Continua a lavorare con alcuni dei grandi protagonisti del cinema italiano e internazionale: Gigi Proietti, Franco Nero, Vanessa Redgrave, Peter O’Toole, Helen Mirren, Helmut Berger. Nel 1971 con La Vacanza, interpretata da Franco Nero e Vanessa Redgrave, vince il premio della giuria come miglior film italiano alla trentaduesima edizione della Mostra Internazionale d’Arte Cinematografica di Venezia.
E’ a partire dagli anni Ottanta che inizia una nuova fase del regista legata al cinema erotico, all’insegna della libertà e della trasgressione. A questo periodo risalgono alcuni dei suoi film più popolari La Chiave, Capriccio, Paprika, Monella. Il passaggio dal cinema sperimentale a quello erotico è una scelta, dettata dalla delusione della sconfitta della rivoluzione. Come spiega la curatrice della mostra, Caterina Varzi, “Tradito dagli echi del sessantotto, Brass parte nella direzione di un cambiamento che predilige il linguaggio erotico, in quanto modo di esprimersi comprensibile a tutti.(…) Non c’è una frattura fra un primo periodo serio, impegnato e militante e un secondo periodo, frivolo, leggero e superficiale: nei suoi film la forma primeggia sul contenuto”.
Nel 2002 la Cinémathèque française rende omaggio al regista con una rassegna di dieci dei suoi film dal titolo “Eloge de la chair” (Elogio della carne).
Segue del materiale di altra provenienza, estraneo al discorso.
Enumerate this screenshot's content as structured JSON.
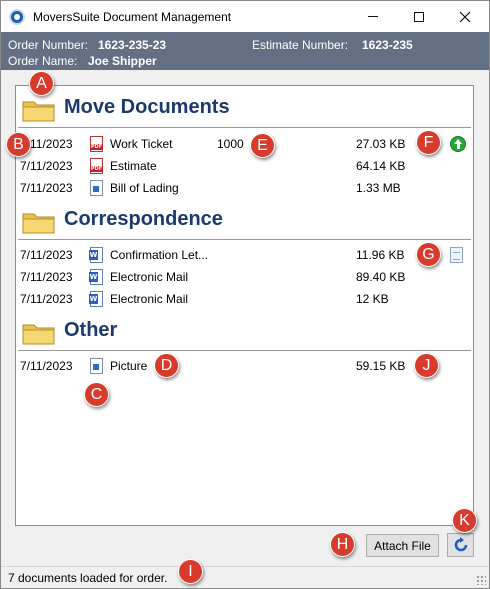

Nel 2009 la Mostra Internazionale d’Arte Cinematografica di Venezia, gli rende omaggio con una rassegna che mette a confronto le sue opere, da quelle giovanili e più underground, fino agli ultimi lavori.
In occasione della mostra è possibile vedere alcuni estratti di Istintobrass, documentario realizzato nel 2013 dal regista Massimiliano Zanin e presentato in selezione ufficiale alla 70° Mostra del Cinema di Venezia. Il film racconta la figura e la carriera di Tinto Brass attraverso un’inedita intervista al Maestro, le parole dei premi Oscar Helen Mirren e Ken Adam e di personaggi del cinema e della critica italiani quali Gigi Proietti, Franco Nero, Adriana Asti, Marco Müller, Marco Giusti, Gianni Canova.